Ninguém imagina que,
caminhando cabisbaixo por essas ruas sujas, tantos pensamentos atravessam minha
cabeça. Dói, às vezes. Sinto que falta algo, que há uma falha irreparável, pois
a criança, aquela criança, ainda está viva.
Acho curioso que o único
momento que não estou assim é quando estou atendendo. Quando estou aberto para
o outro, para as trevas do outro, as minhas se recolhem. Espanta-me essa
capacidade (involuntária) de me desligar de mim mesmo nesse momento. É como se
eu não existisse; é como se o espaço dentro de mim se preenchesse do outro para
então esse outro sair diferente. Mas logo a sessão acaba e tudo recomeça.

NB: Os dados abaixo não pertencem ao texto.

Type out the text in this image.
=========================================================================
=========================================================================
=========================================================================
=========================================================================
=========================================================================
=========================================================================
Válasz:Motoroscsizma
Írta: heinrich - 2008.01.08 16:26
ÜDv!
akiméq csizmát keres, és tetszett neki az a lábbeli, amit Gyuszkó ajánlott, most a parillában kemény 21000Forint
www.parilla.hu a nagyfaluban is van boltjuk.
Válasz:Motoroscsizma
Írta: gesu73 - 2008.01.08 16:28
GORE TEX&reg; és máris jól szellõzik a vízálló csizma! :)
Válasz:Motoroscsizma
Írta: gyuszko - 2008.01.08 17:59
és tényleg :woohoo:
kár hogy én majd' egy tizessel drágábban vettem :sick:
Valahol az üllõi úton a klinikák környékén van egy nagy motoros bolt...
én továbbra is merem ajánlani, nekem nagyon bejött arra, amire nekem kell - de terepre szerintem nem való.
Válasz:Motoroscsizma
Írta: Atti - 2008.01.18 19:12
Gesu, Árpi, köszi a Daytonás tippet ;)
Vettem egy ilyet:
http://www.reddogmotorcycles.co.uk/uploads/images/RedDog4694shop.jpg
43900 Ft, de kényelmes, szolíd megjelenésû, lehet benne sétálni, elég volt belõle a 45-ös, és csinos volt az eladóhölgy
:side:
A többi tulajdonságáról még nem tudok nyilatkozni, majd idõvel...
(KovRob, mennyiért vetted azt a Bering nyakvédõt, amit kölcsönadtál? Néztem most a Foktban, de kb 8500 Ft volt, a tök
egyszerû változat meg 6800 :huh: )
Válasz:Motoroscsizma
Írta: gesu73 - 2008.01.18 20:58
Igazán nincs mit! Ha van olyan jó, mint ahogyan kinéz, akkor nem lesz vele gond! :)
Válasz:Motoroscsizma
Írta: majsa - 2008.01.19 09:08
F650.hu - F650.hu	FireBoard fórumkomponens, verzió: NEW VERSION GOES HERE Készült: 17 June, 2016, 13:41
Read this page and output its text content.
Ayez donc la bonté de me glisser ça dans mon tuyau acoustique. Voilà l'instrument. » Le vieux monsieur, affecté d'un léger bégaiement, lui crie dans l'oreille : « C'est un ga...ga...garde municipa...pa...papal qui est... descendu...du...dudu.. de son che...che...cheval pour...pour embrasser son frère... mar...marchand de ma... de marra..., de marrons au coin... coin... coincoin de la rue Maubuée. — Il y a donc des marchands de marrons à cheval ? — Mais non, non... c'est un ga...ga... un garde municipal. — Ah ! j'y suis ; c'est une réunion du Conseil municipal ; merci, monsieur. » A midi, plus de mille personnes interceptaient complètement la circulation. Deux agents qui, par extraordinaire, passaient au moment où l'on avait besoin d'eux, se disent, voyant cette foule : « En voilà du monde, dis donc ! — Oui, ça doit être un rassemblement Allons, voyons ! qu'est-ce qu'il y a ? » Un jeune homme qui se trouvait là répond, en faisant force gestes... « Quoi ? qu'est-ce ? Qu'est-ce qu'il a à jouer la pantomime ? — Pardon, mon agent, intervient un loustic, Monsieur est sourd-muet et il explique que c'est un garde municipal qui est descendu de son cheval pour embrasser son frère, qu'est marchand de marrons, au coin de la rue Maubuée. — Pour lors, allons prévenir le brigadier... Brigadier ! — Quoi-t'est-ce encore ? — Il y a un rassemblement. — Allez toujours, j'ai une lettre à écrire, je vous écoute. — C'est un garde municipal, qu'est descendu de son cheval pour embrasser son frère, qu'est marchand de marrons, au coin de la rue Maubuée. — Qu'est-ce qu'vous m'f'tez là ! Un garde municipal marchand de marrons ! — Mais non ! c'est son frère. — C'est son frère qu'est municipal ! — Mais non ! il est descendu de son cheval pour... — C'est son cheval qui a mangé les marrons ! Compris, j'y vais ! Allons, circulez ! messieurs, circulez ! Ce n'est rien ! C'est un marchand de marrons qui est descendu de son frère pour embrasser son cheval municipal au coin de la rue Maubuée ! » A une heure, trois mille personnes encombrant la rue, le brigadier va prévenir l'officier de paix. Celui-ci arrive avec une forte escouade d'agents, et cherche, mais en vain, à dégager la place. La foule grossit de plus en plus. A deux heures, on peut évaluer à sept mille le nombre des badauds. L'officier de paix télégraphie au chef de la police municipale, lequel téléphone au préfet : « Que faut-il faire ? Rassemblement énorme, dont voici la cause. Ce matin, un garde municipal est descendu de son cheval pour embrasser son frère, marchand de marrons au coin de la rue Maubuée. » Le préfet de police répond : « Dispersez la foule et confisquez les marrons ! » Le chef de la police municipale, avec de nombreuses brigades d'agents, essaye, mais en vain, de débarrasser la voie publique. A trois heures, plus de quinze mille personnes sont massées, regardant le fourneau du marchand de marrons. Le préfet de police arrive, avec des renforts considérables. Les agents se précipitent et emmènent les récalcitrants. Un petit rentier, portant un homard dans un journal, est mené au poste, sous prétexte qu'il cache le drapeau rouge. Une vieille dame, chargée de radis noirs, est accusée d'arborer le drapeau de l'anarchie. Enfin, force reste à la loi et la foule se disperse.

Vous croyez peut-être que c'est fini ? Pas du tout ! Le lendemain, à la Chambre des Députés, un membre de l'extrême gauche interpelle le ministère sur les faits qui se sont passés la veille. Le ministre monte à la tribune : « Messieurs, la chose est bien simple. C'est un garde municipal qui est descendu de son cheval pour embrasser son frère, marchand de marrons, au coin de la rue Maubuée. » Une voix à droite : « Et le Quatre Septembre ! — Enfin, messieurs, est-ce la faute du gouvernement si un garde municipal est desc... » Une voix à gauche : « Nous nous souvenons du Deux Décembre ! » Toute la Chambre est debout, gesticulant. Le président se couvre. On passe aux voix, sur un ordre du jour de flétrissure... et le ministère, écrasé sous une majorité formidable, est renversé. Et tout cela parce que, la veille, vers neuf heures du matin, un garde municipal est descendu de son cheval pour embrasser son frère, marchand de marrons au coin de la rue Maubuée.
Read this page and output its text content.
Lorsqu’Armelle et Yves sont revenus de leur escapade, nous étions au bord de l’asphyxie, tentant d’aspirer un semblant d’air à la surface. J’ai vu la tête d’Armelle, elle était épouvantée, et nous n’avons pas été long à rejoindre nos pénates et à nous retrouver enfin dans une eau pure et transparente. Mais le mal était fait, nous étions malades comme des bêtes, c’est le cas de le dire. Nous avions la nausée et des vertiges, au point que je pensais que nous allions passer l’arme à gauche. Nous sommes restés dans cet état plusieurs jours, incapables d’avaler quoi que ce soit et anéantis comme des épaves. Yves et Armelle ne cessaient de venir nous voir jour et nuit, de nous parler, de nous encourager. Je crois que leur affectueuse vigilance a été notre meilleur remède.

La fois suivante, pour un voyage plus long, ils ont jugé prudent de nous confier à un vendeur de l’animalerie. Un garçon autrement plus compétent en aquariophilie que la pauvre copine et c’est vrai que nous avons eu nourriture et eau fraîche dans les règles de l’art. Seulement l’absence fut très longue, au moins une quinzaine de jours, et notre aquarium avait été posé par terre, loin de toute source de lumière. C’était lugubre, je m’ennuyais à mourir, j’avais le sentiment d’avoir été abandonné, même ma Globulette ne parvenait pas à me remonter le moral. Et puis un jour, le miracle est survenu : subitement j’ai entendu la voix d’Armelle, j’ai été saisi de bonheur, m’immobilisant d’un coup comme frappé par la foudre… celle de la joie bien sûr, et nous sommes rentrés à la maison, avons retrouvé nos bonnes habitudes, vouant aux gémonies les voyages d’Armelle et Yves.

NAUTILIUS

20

Em meu hábito grosseiro de autoanálise,
faço as relações, as construções, as hipóteses dos muitos mistérios dentro de
mim e que me assombram. “Que mania de interpretar”, ela disse. É verdade. Isso
dá uma segurança. Mas só isso não é suficiente.
Ultimamente, venho tendo
muita vontade de falar. Falar de muitas formas, mas sempre envolvendo uma ação,
uma autoridade, um protagonismo. Numa análise, numa atuação, nos estudos e no
trabalho. Em tudo. Sinto que preciso falar e na verdade estou sendo convocado a
isso. Mas o medo me assola. Numa conversa com uma amiga, percebo que minha vida
transita em torno do medo. Medo de tudo, de mim mesmo, de minha vontade
inconsciente de me punir por querer falar. Parece haver tanto ódio que, nos
últimos dias, uma ferida se abriu em minha língua, quase me impossibilitando de
falar. Mais uma vez um acontecimento estranho, bizarro, sofrido e
inconveniente, (quase) capaz de me fazer parar. Parar de falar, de agir, de
conseguir. Por que isso acontece, meu deus, por quê?
Preciso continuar, mas às
vezes sinto que essa é uma luta injusta. Lutar contra mim mesmo parece ser uma
luta perdida. Não há como vencer.
A
tristeza também me silencia. Há silêncio agora. Muito silêncio.